Mayotte parle en kiboŝy : un défi culturel et identitaire
Mayotte, terre de brassage linguistique, porte dans son histoire le kiboŝy, une langue austronésienne autrefois parlée par plus de 60 % de la population en 1870. En 2025, ce chiffre a chuté jusqu’à 20 %. « C’est une première édition et nous aimerions que la population et les institutions l’entendent, qu’ils soient dans une dynamique de valorisation du kiboŝy », déclare Boinali Toibib Toumbou, le président de l’association Marovoanio initiatrice de la journée de l’expression en kiboŝy.
L’ambition est claire : faire du 7 juillet une date annuelle où « Mayotte parle en kiboŝy » mais l’enjeu ne s’arrête pas là. L’association travaille à la création d’un alphabet spécifique pour la langue, car « l’alphabet classique ne convient pas pour certaines lettres. Par exemple, en kiboŝy, le “u” n’existe pas. » Ce travail permettra aux écrivains d’écrire en kiboŝy avec une orthographe officielle, favorisant ainsi la diffusion d’ouvrages et la lecture dans cette langue.
Pourquoi le kiboŝy est-il perçu comme étranger à Mayotte ?
La marginalisation du kiboŝy ne relève pas uniquement de l’oubli culturel. Elle est aussi le reflet d’enjeux historiques et socio-économiques. « Le kiboŝy est perçu comme une langue étrangère car c’est une question de commerce et de statut social », explique le président de Marovoanio.
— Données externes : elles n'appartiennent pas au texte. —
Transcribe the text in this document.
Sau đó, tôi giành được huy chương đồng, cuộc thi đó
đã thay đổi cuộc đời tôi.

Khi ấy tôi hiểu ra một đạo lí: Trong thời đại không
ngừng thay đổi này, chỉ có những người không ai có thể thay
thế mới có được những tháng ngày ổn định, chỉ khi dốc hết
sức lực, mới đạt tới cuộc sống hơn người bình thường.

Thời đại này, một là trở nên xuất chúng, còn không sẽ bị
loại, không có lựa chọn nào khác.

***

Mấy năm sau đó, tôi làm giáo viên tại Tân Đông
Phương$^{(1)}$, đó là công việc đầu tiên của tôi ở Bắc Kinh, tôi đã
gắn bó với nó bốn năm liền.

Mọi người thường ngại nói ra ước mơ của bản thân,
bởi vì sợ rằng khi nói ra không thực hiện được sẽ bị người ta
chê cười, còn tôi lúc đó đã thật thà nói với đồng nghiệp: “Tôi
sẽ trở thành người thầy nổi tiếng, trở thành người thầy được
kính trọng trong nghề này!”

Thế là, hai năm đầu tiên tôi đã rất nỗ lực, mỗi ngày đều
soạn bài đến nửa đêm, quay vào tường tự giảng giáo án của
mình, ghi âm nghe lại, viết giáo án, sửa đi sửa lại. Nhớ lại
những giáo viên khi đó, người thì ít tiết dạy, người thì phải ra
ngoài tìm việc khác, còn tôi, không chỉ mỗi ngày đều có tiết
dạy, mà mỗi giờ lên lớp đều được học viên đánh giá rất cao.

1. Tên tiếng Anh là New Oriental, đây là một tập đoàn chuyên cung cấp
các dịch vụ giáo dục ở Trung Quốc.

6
Autrefois, la route des sultans passait par l’Afrique, donnant au shimaoré une place dominante, institutionnelle et formelle, notamment depuis la fin des sultanats. Le kiboŝy, quant à lui, est souvent associé au bushi malgache, renforçant l’image d’une langue étrangère. Pour renverser cette perception, l’association mise sur la revitalisation de l’écriture en kiboŝy comme premier pas vers une réappropriation collective.
L’alphabet participatif, clé de la renaissance linguistique

La journée du 7 juillet sera aussi l’occasion de présenter un projet novateur : le programme de validation alphabétique participative. « Le programme va consister à aller voir la population, leur proposer l’alphabet établi avec deux listes de lettres pour déterminer laquelle sera la plus convenable. Nous allons faire des tests à travers des petits textes et on leur donnera à lire », précise Boinali Toibib Toumbou.
Au-delà de cette démarche, des ateliers mensuels sont envisagés pour l’apprentissage du kiboŝy, donnant à la population les outils nécessaires pour renouer avec cette langue patrimoniale.
Vers le kiboŝy dans les écoles et administrations ?
L’avenir du kiboŝy reste toutefois à écrire. Son intégration dans l’enseignement ou dans la sphère administrative serait envisageable. « C’est un projet à long terme qui demandera du temps car le shimaoré a déjà des difficultés. Il faudra plus d’efforts pour le kiboŝy, mais nous espérons qu’il fera partie un jour des programmes scolaires et administratifs à Mayotte », déclare le président de Marovoanio.
En attendant, Marovoanio prépare un site Internet où sera mis en ligne un dictionnaire officiel du kiboŝy, pierre fondatrice d’une renaissance linguistique ambitieuse.